Come April 1, in a coordinated effort by the Massachusetts Medical Society, the Massachusetts Hospital Association and seven healthcare plans, nearly 21,000 active physicians in the state will be able to either submit or update their credentialing information with two new, widely accepted forms.
The next goal -- the capability to update credentialing information online -- is about six months to a year out, according to Thomas Sullivan, M.D., president of the Massachusetts Medical Society. But for now, Sullivan said he's happy with the current agreement, which will use forms in a printable format accessible via the Web.
"It was very, very difficult," Sullivan said in a telephone interview after announcing the deal today. "We spent over 100 hours in meetings over this."
For paperwork-strapped physicians, Sullivan said the agreement was "a huge breakthrough."
Negotiators working out the arrangement were benefited by the relatively low market penetration within the state of national healthcare payers, which want their own national credentialing procedure, Sullivan said.
"Fortunately, the great percentage of our people in Massachusetts are covered by local plans," Sullivan said.
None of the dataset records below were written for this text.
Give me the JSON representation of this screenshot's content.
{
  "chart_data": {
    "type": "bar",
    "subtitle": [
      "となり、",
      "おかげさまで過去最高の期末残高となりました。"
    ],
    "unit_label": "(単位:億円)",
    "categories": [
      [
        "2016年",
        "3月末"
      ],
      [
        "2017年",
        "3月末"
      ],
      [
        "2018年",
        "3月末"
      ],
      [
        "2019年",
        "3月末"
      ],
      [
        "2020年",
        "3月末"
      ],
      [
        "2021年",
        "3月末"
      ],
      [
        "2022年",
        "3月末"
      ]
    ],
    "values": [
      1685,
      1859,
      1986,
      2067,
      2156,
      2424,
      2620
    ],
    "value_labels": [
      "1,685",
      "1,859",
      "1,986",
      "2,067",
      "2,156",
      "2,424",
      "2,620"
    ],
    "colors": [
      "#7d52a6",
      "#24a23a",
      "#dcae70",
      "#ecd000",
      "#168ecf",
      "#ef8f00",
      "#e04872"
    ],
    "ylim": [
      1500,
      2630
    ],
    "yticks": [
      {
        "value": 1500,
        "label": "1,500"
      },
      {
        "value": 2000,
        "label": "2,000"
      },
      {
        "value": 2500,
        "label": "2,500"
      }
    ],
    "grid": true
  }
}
The seven plans participating in the agreement enroll about 85% of state residents covered by private insurance outside Medicare and Medicaid programs, he said.
The participating payers that will honor the new forms are Blue Cross Blue Shield of Massachusetts, Fallon Community Health Plan, Harvard Pilgrim Health Care, Health New England, Neighborhood Health Plan, Network Health and Tufts Health Plan.
Also starting April 1, the plans pledge to finish the credentialing process on 95% of complete initial applications within 30 days of receipt.
Sullivan predicted the MHA will have little trouble lobbying its 100 or so hospital members to accept the new forms -- one longer form for initial credentialing and a shorter form for renewals. In Massachusetts, he said, many physicians are employed by hospitals, so the burden of keeping their physicians' credentials up-to-date with maybe a dozen different health plans falls to hospital staffers.
"This is a huge, huge savings for them," Sullivan said.
Sullivan said the forms are already up on the MHA Web site and will be up on his association's site in a few days.